Мой фрейм данных состоит из множества учетных записей за многие годы.Вот следующие правила:
- Счета могут быть созданы или удалены .В этих случаях сумма составляет либо $ 0, либо NA.Такие наблюдения (вероятно) не являются результатом неверных данных.
- Счета прерваны NA или $ 0, вероятно, являются результатом неверных данных или ошибок очистки.
В приведенных ниже данных счета AE показывают сумму за 2001-2004 годы.
df <- tribble(
~account, ~"2001", ~"2002", ~"2003", ~"2004",
"Account.A", 100, 90, 87, 80, #<Good
"Account.B", 0, 20, 30, 33, #<Good
"Account.C", 50, 55, 0, 0, #<Good
"Account.D", 200, 210, NA, 210, #<Bad
"Account.E", 150, 0, 212, 211) #<Bad
Счета A, B, C показывают хорошие данные:
- Учетная запись A отображает непрерывные данные
- Учетная запись B отображает учетную запись, созданную в 2002 году.
- Учетная запись C отображает учетную запись, срок действия которой истек в 2003 году и оставалась нулевой в дальнейшем.

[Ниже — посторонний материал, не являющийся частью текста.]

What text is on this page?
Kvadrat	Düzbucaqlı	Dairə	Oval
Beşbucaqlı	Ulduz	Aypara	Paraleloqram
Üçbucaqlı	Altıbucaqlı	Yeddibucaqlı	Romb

Учетные записи D и E показывают неверные данные:
- Учетная запись D показывает учетную запись, заблокированную в 2003 г.
- Учетная запись E показывает учетную запись, прерванную в 2002 г.
Моя цель - определить прерванные линии (D, E) и пометить их.
Мне бы хотелось решение, которое можно было бы обобщить на многие годы и тысячи учетных записей.